Não pode haver uma verdadeira compreensão da prática ou da apreciação estética, enquanto a prática for, em grande medida, escravidão, e enquanto a “apreciação estética” for apenas uma das formas de distração de que se extraem os intervalos de descanso da escravidão (DEWEY, 1974, p. 159).

Em “Arte como experiência”, o tema relativo ao equívoco contido nessa dicotomia é retomado de modo muito semelhante ao que se encontra em “Experience, nature and art”. Dewey (2010) explica que a língua inglesa não tem uma palavra que designe, ao mesmo tempo, o que é estético e o que é artístico; os significados são separados, sendo o primeiro vocábulo usado para nomear o ato de percepção e prazer, e o segundo, o ato de produção. Por isso, muitas vezes o processo de produção e o de apreciação da arte são apartados, como se não se relacionassem mutuamente, visão que produz um efeito de superposição da arte ao material estético. As artes úteis são diferenciadas das belas-artes por serem entendidas como puramente práticas.

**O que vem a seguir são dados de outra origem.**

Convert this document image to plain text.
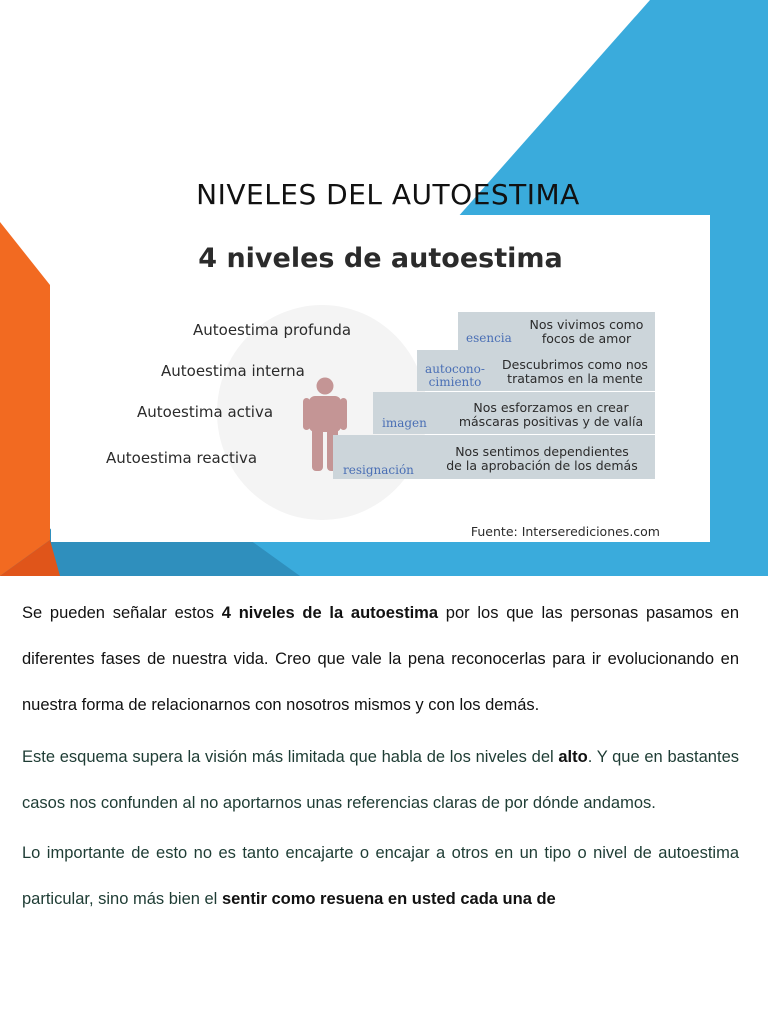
NIVELES DEL AUTOESTIMA
4 niveles de autoestima
Autoestima profunda
Autoestima interna
Autoestima activa
Autoestima reactiva
esencia
Nos vivimos como
focos de amor
autocono-
cimiento
Descubrimos como nos
tratamos en la mente
imagen
Nos esforzamos en crear
máscaras positivas y de valía
resignación
Nos sentimos dependientes
de la aprobación de los demás
Fuente: Interserediciones.com

Se pueden señalar estos 4 niveles de la autoestima por los que las personas pasamos en diferentes fases de nuestra vida. Creo que vale la pena reconocerlas para ir evolucionando en nuestra forma de relacionarnos con nosotros mismos y con los demás.

Este esquema supera la visión más limitada que habla de los niveles del alto. Y que en bastantes casos nos confunden al no aportarnos unas referencias claras de por dónde andamos.

Lo importante de esto no es tanto encajarte o encajar a otros en un tipo o nivel de autoestima particular, sino más bien el sentir como resuena en usted cada una de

Dewey (2010) defende que toda arte, seja clássica ou tecnológica, denota um processo de fazer e criar, o que define tanto uma quanto outra como artes práticas. A diferença entre o estético e o artístico é julgada exclusivamente pelo gosto do consumidor, em sua percepção apreciativa, conferindo ao produto o caráter de mercadoria. Um mestre de cozinha pode cozinhar um espaguete com admiração, com amor, colocando no ato de produção características estéticas genuínas que qualificam o ato de cozinhar como estético. No entanto, o consumidor, sentado na mesa no restaurante, pode consumir o alimento com rapidez, como mero fazer rotineiro, sem realizar uma experiência estética.

Nessa ilustração, as ações do cozinheiro são artísticas e também estéticas, pois ao produzir para criar algo a ser desfrutado na experiência imediata da percepção, o cozinheiro incorpora o desejo de compartilhar a experiência pessoal de quem degusta seu produto. Embora esse desejo seja inerente ao ato de cozinhar para outrem, tratando-se, portanto, de um ato genuinamente estético, o consumidor pode valorizar apenas o produto final, o reduzindo ao status de mercadoria.

Para Dewey (2010), uma experiência totalmente prática, que se concentre apenas no fazer, pode ser estética. Se chegar a determinado fim, sem se refletir na consciência como consumação, se for apenas mecânica e não contribuir para a experiência, é apenas prática. Mas se os cursos da ação se compuserem em atos sucessivos, permeados por uma percepção de significado que cresce e se acumula em direção a um objetivo, a experiência é estética.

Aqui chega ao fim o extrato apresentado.